You can also inspect the dependency tree for this script:

uv tree --script daily_report.py

If the script will be used in production or a scheduled job, generate a lockfile:

uv lock --script daily_report.py

This creates a file next to the script:

daily_report.py.lock

Commit the lockfile with the script when you want future runs to use reproducible dependency versions.

Make it executable

If you want to run ./daily_report.py directly, add this shebang as the first line:

#!/usr/bin/env -S uv run --script

The start of the full file should look like this:

#!/usr/bin/env -S uv run --script
#
# /// script
# requires-python = ">=3.12"
# dependencies = [
#   "python-dateutil",
#   "rich",
# ]
# ///

Then make it executable:

chmod +x daily_report.py
./daily_report.py tasks.csv

This is convenient for scripts in ~/bin, project scripts/ directories, CI jobs, and server health checks.

Troubleshooting

ModuleNotFoundError

The usual cause is running python daily_report.py directly and bypassing uv.

Fix it with:

uv run daily_report.py tasks.csv

If the script is missing another dependency, add it to the metadata:

uv add --script daily_report.py package-name

Python version mismatch

If the script contains:

# requires-python = ">=3.12"

but the machine does not have a compatible version, install it first:

uv python install 3.12
uv run daily_report.py tasks.csv

Dependencies look wrong inside a project directory

A script with inline metadata uses its own dependencies instead of the current project’s dependencies.
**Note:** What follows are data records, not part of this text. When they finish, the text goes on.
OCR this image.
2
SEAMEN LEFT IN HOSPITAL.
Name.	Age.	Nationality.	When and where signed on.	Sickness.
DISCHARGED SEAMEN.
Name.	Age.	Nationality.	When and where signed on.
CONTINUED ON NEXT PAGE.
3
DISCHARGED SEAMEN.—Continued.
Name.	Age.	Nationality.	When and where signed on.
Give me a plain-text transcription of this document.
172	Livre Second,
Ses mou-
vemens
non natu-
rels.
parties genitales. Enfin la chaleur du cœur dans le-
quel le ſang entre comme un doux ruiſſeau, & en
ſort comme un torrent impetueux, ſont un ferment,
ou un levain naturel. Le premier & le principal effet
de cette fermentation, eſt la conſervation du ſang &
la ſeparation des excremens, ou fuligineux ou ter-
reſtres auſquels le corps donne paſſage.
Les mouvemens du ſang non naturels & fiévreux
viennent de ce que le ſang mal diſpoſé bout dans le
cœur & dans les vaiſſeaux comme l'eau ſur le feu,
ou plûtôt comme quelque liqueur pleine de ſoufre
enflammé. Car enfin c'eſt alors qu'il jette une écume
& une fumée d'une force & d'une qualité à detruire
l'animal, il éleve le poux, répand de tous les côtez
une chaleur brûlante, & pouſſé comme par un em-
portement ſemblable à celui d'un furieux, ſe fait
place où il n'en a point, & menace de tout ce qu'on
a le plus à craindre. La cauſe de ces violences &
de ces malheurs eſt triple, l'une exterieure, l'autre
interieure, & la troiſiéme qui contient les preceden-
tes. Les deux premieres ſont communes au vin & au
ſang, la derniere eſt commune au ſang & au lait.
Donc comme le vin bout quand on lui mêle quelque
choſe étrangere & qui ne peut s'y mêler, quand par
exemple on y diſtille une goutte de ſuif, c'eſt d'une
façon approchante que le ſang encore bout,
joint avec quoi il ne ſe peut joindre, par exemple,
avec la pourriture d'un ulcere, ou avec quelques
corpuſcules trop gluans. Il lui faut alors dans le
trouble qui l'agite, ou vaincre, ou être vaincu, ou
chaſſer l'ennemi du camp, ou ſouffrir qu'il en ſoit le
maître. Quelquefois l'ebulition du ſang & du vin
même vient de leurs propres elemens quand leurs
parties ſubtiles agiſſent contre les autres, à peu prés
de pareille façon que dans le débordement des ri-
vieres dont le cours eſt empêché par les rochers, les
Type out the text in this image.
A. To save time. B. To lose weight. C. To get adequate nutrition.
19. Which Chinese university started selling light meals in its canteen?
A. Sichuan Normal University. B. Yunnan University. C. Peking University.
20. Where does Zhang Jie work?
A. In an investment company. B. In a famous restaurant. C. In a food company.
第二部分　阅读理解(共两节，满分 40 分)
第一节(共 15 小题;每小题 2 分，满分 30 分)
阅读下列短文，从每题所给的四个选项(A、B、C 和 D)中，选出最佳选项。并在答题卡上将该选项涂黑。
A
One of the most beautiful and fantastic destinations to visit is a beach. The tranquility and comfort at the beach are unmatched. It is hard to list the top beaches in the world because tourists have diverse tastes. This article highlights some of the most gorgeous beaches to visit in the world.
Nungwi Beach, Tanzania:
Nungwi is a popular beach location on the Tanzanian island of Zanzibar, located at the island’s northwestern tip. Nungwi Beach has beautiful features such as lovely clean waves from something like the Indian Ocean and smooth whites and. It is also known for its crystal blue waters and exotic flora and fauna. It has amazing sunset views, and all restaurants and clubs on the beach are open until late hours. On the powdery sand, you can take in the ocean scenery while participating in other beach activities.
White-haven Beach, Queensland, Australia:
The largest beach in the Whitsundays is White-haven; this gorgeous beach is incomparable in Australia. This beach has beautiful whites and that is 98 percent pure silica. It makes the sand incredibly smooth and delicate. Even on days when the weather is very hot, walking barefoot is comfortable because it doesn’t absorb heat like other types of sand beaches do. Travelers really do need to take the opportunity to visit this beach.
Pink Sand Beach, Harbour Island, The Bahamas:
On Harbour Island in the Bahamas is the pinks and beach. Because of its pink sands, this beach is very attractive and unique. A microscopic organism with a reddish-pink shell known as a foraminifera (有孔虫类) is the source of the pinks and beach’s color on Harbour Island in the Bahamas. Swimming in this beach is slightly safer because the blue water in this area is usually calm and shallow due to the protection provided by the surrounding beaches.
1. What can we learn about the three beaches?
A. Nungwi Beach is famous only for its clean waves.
That makes the script more independent. If it truly needs project code, it should probably become a normal project command instead of a single-file script.

Permission denied

If ./daily_report.py fails with a permission error:

chmod +x daily_report.py

If your system does not support env -S, use the explicit command:

uv run --script daily_report.py tasks.csv

Summary

uv plus PEP 723 is a practical way to manage small Python automation scripts: dependencies live in the file, and uv creates the isolated environment at runtime. For scripts that need to be shared, scheduled, or copied onto a server, this is lighter than manually maintaining virtual environments and requirements.txt. In real use, add dependencies with uv add --script, then lock production scripts with uv lock --script.